Cette logique de responsabilisation individuelle a également été suivie par le Royaume-Uni et les Pays-Bas. Ainsi, contrairement à la France qui impose très peu de sanctions aux chômeurs, ces trois pays ont introduit des exigences claires : obligation de candidater à plusieurs offres par semaine, interdiction de refuser une proposition d’emploi, ou encore conditionnement des aides sociales à des activités bénévoles. Résultat : le chômage au Danemark est aujourd’hui à 2,6 %, 3,9 % aux Pays-Bas, et 4,5 % au Royaume-Uni, contre 7,4 % en France.
Mais responsabilisation ne signifie pas individualisation du modèle social – c’est même l’inverse. Être responsable signifie d’abord être responsable pour les autres. Un citoyen ne peut être responsabilisé que s’il est entouré, soutenu, et acteur d’un cadre social et collectif.
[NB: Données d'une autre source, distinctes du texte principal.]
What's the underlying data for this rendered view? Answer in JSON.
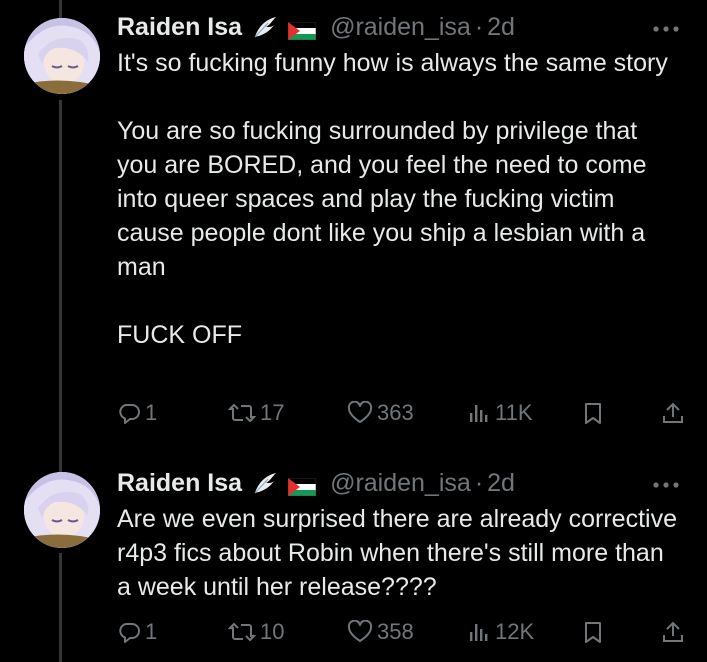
{
  "tweets": [
    {
      "name": "Raiden Isa",
      "handle": "@raiden_isa",
      "separator": "·",
      "time": "2d",
      "text": "It's so fucking funny how is always the same story\n\nYou are so fucking surrounded by privilege that you are BORED, and you feel the need to come into queer spaces and play the fucking victim cause people dont like you ship a lesbian with a man\n\nFUCK OFF",
      "replies": "1",
      "reposts": "17",
      "likes": "363",
      "views": "11K"
    },
    {
      "name": "Raiden Isa",
      "handle": "@raiden_isa",
      "separator": "·",
      "time": "2d",
      "text": "Are we even surprised there are already corrective r4p3 fics about Robin when there's still more than a week until her release????",
      "replies": "1",
      "reposts": "10",
      "likes": "358",
      "views": "12K"
    }
  ],
  "icons": [
    "verified-wing-icon",
    "palestine-flag-icon",
    "more-icon",
    "reply-icon",
    "repost-icon",
    "like-icon",
    "views-icon",
    "bookmark-icon",
    "share-icon"
  ],
  "colors": {
    "background": "#000000",
    "text": "#e7e9ea",
    "muted": "#71767b",
    "thread_line": "#333639"
  }
}
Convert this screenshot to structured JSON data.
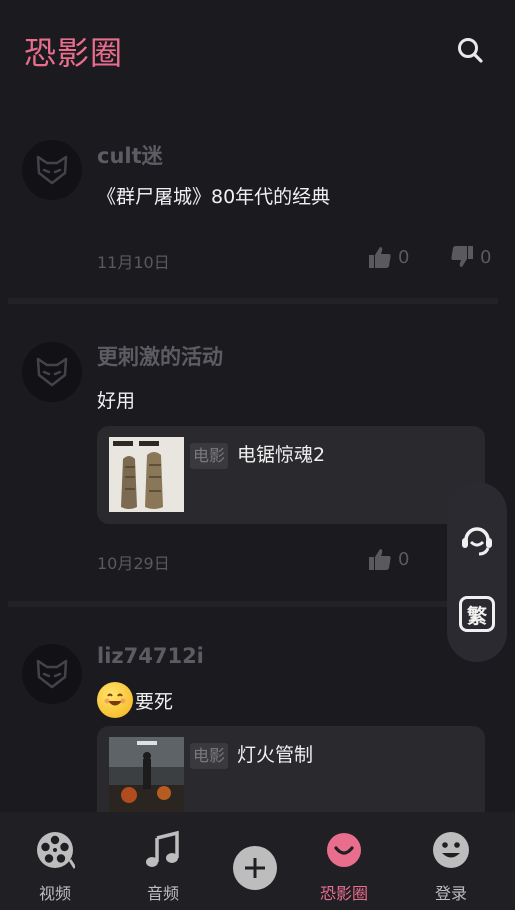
{
  "header": {
    "title": "恐影圈"
  },
  "posts": [
    {
      "username": "cult迷",
      "content": "《群尸屠城》80年代的经典",
      "date": "11月10日",
      "likes": "0",
      "dislikes": "0"
    },
    {
      "username": "更刺激的活动",
      "content": "好用",
      "movie": {
        "badge": "电影",
        "title": "电锯惊魂2"
      },
      "date": "10月29日",
      "likes": "0",
      "dislikes": "0"
    },
    {
      "username": "liz74712i",
      "content": "要死",
      "movie": {
        "badge": "电影",
        "title": "灯火管制"
      }
    }
  ],
  "float_panel": {
    "translate_label": "繁"
  },
  "tabs": [
    {
      "label": "视频",
      "icon": "film-reel-icon"
    },
    {
      "label": "音频",
      "icon": "music-note-icon"
    },
    {
      "label": "",
      "icon": "add-icon"
    },
    {
      "label": "恐影圈",
      "icon": "chat-bubble-icon",
      "active": true
    },
    {
      "label": "登录",
      "icon": "smiley-face-icon"
    }
  ],
  "colors": {
    "accent": "#e96e8d",
    "background": "#1b1a1f",
    "tabbar": "#201f24"
  }
}
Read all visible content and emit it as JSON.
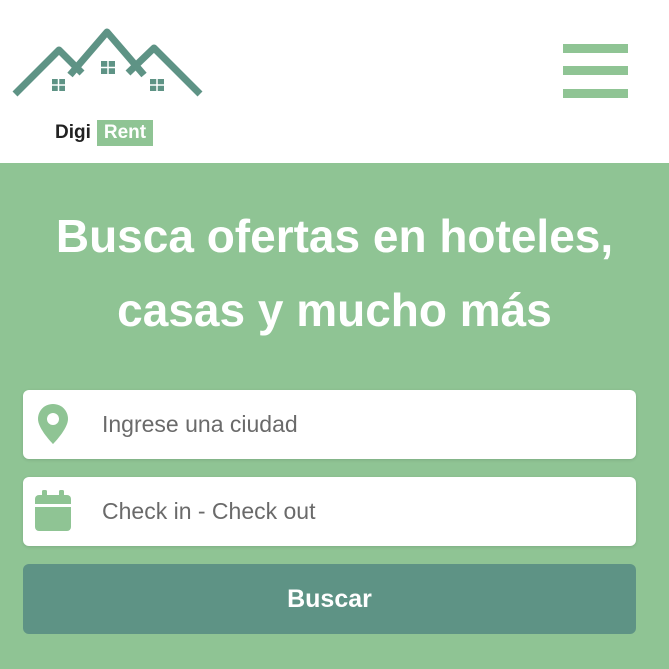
{
  "brand": {
    "name_part1": "Digi",
    "name_part2": "Rent",
    "primary_color": "#8fc494",
    "dark_color": "#5e9385"
  },
  "header": {
    "menu_icon": "hamburger-menu-icon"
  },
  "hero": {
    "headline_line1": "Busca ofertas en hoteles,",
    "headline_line2": "casas y mucho más"
  },
  "search": {
    "city_placeholder": "Ingrese una ciudad",
    "city_icon": "map-pin-icon",
    "dates_placeholder": "Check in - Check out",
    "dates_icon": "calendar-icon",
    "submit_label": "Buscar"
  }
}
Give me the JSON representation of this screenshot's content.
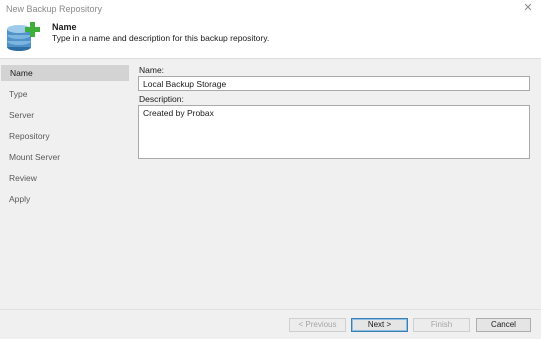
{
  "window": {
    "title": "New Backup Repository",
    "close_glyph": "✕"
  },
  "header": {
    "icon": "database-add-icon",
    "step_title": "Name",
    "step_description": "Type in a name and description for this backup repository."
  },
  "sidebar": {
    "items": [
      {
        "label": "Name",
        "active": true
      },
      {
        "label": "Type"
      },
      {
        "label": "Server"
      },
      {
        "label": "Repository"
      },
      {
        "label": "Mount Server"
      },
      {
        "label": "Review"
      },
      {
        "label": "Apply"
      }
    ]
  },
  "form": {
    "name_label": "Name:",
    "name_value": "Local Backup Storage",
    "description_label": "Description:",
    "description_value": "Created by Probax"
  },
  "footer": {
    "previous_label": "< Previous",
    "next_label": "Next >",
    "finish_label": "Finish",
    "cancel_label": "Cancel"
  },
  "colors": {
    "accent_plus": "#3fae3a",
    "database_blue": "#4f93c9",
    "selected_nav": "#d3d3d3",
    "panel_bg": "#f0f0f0"
  }
}
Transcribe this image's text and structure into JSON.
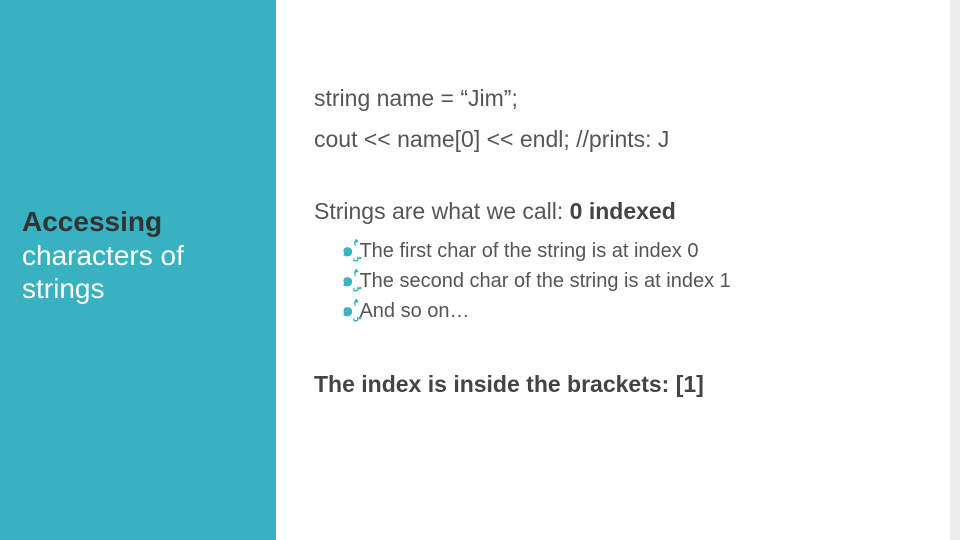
{
  "sidebar": {
    "title_bold": "Accessing",
    "title_rest_line2": "characters of",
    "title_rest_line3": "strings"
  },
  "content": {
    "code1": "string name = “Jim”;",
    "code2": "cout << name[0] << endl; //prints: J",
    "heading_pre": "Strings are what we call: ",
    "heading_bold": "0 indexed",
    "bullets": {
      "b1": "The first char of the string is at index 0",
      "b2": "The second char of the string is at index 1",
      "b3": "And so on…"
    },
    "closing": "The index is inside the brackets: [1]"
  },
  "bullet_glyph": "๑ۣۢ"
}
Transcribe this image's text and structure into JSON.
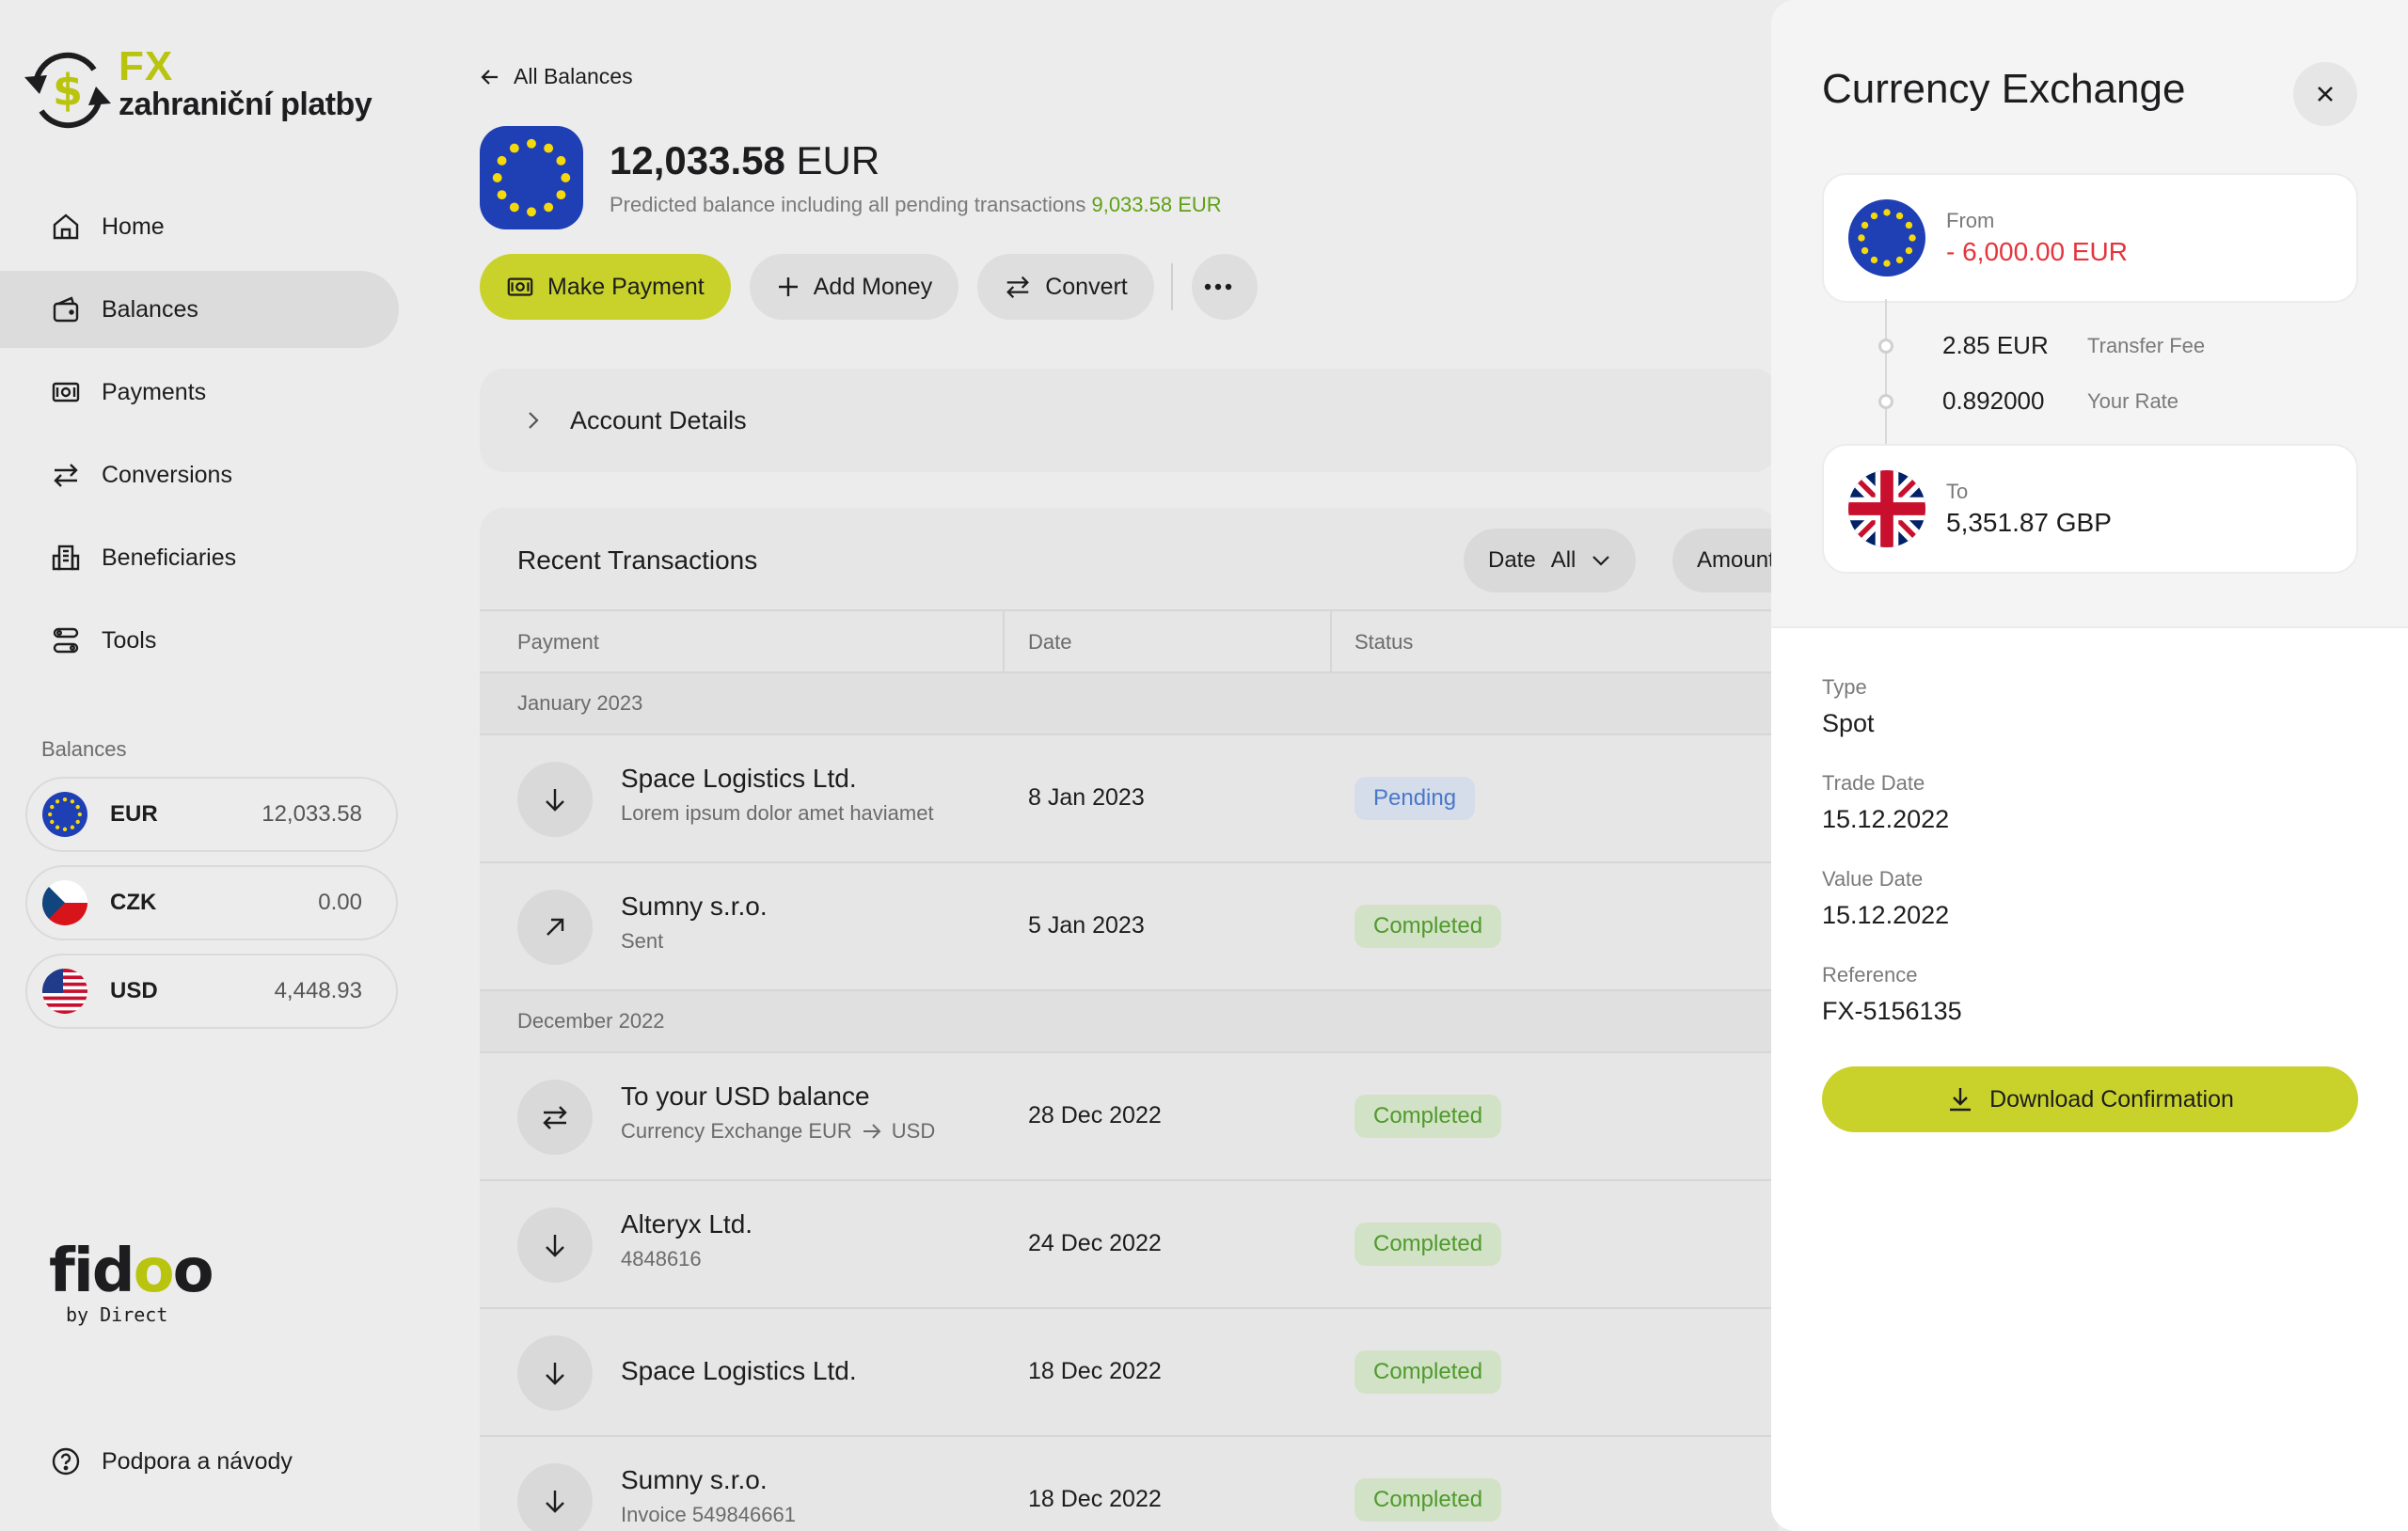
{
  "logo": {
    "fx": "FX",
    "text": "zahraniční platby"
  },
  "nav": [
    {
      "label": "Home",
      "icon": "home-icon"
    },
    {
      "label": "Balances",
      "icon": "wallet-icon"
    },
    {
      "label": "Payments",
      "icon": "banknote-icon"
    },
    {
      "label": "Conversions",
      "icon": "swap-icon"
    },
    {
      "label": "Beneficiaries",
      "icon": "building-icon"
    },
    {
      "label": "Tools",
      "icon": "tools-icon"
    }
  ],
  "balances": {
    "title": "Balances",
    "items": [
      {
        "code": "EUR",
        "amount": "12,033.58"
      },
      {
        "code": "CZK",
        "amount": "0.00"
      },
      {
        "code": "USD",
        "amount": "4,448.93"
      }
    ]
  },
  "brand": {
    "main_a": "fid",
    "main_b": "o",
    "main_c": "o",
    "sub": "by Direct"
  },
  "support": {
    "label": "Podpora a návody"
  },
  "main": {
    "back_label": "All Balances",
    "amount_value": "12,033.58",
    "amount_currency": "EUR",
    "predicted_text": "Predicted balance including all pending transactions",
    "predicted_amount": "9,033.58 EUR",
    "actions": {
      "make_payment": "Make Payment",
      "add_money": "Add Money",
      "convert": "Convert"
    },
    "account_details": "Account Details",
    "transactions": {
      "title": "Recent Transactions",
      "filter_date_label": "Date",
      "filter_date_value": "All",
      "filter_amount_label": "Amount",
      "columns": {
        "payment": "Payment",
        "date": "Date",
        "status": "Status"
      },
      "groups": [
        {
          "label": "January 2023",
          "rows": [
            {
              "name": "Space Logistics Ltd.",
              "sub": "Lorem ipsum dolor amet haviamet",
              "date": "8 Jan 2023",
              "status": "Pending",
              "icon": "arrow-down-icon"
            },
            {
              "name": "Sumny s.r.o.",
              "sub": "Sent",
              "date": "5 Jan 2023",
              "status": "Completed",
              "icon": "arrow-up-right-icon"
            }
          ]
        },
        {
          "label": "December 2022",
          "rows": [
            {
              "name": "To your USD balance",
              "sub_from": "Currency Exchange EUR",
              "sub_to": "USD",
              "date": "28 Dec 2022",
              "status": "Completed",
              "icon": "swap-icon"
            },
            {
              "name": "Alteryx Ltd.",
              "sub": "4848616",
              "date": "24 Dec 2022",
              "status": "Completed",
              "icon": "arrow-down-icon"
            },
            {
              "name": "Space Logistics Ltd.",
              "sub": "",
              "date": "18 Dec 2022",
              "status": "Completed",
              "icon": "arrow-down-icon"
            },
            {
              "name": "Sumny s.r.o.",
              "sub": "Invoice 549846661",
              "date": "18 Dec 2022",
              "status": "Completed",
              "icon": "arrow-down-icon"
            }
          ]
        }
      ]
    }
  },
  "drawer": {
    "title": "Currency Exchange",
    "from_label": "From",
    "from_amount": "- 6,000.00 EUR",
    "fee_value": "2.85 EUR",
    "fee_label": "Transfer Fee",
    "rate_value": "0.892000",
    "rate_label": "Your Rate",
    "to_label": "To",
    "to_amount": "5,351.87 GBP",
    "type_label": "Type",
    "type_value": "Spot",
    "trade_date_label": "Trade Date",
    "trade_date_value": "15.12.2022",
    "value_date_label": "Value Date",
    "value_date_value": "15.12.2022",
    "reference_label": "Reference",
    "reference_value": "FX-5156135",
    "download_label": "Download Confirmation"
  },
  "colors": {
    "accent": "#c9d22a",
    "brand_green": "#b9c40f",
    "negative": "#e5343b",
    "pending_text": "#4a78c8",
    "completed_text": "#4f9a2b",
    "predicted_green": "#5fa014"
  }
}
De la Big Society au Royaume-Uni à la «société participative» («participatiesamenleving») aux Pays-Bas, en passant par les négociations collectives au Danemark, les trois pays ont redonné le pouvoir à la société civile et aux communautés locales.
À l’inverse d’un État centralisé nécessairement éloigné du terrain, le modèle social des trois pays se base sur des échelons administratifs autonomes et proches des citoyens
Là où l’État français phagocyte progressivement le sens de responsabilité collective des citoyens en agissant pour et sur eux, ces pays leur donnent au contraire les moyens d’être des acteurs autonomes et solidaires du bien commun. Pour ne prendre qu’un exemple, aux Pays-Bas, des équipes d’infirmiers travaillent main dans la main avec la famille des patients pour qu’ils en assurent eux-mêmes la prise en charge. Bilan : 30 % de satisfaction en plus et une durée moyenne de soins réduite de deux mois.
Enfin, responsabiliser signifie aussi responsabiliser l’administration elle-même. Or, tout modèle de responsabilisation suppose un lien étroit et clair entre le responsable et sa responsabilité. À l’inverse d’un État centralisé nécessairement éloigné du terrain, le modèle social des trois pays se base sur des échelons administratifs autonomes et proches des citoyens (collectivités locales, fonctionnaires de terrain). Là encore, le changement repose sur un renversement radical : sortir d’une logique de contrôle centralisé pour instaurer une logique de confiance aux acteurs de terrain. Des Britanniques, par exemple, ont fixé un objectif ambitieux : que 80 % du temps des agents publics soit consacré au contact direct avec les citoyens, et seulement 20 % à des tâches administratives – soit l’exact inverse de ce qui prévalait jusque-là.
Notre modèle social est en crise. Pour le sauver, il faut surmonter ce faux dilemme entre solidarité et responsabilité. Le Royaume-Uni, les Pays-Bas et le Danemark nous montrent que les deux se renforcent mutuellement. Plutôt qu’entretenir une dépendance passive via un État-providence obèse, il est temps pour la France de renouer avec l’esprit authentique de solidarité : celui qui responsabilise, qui fait confiance, et qui donne aux citoyens les moyens d’être pleinement acteurs du bien commun.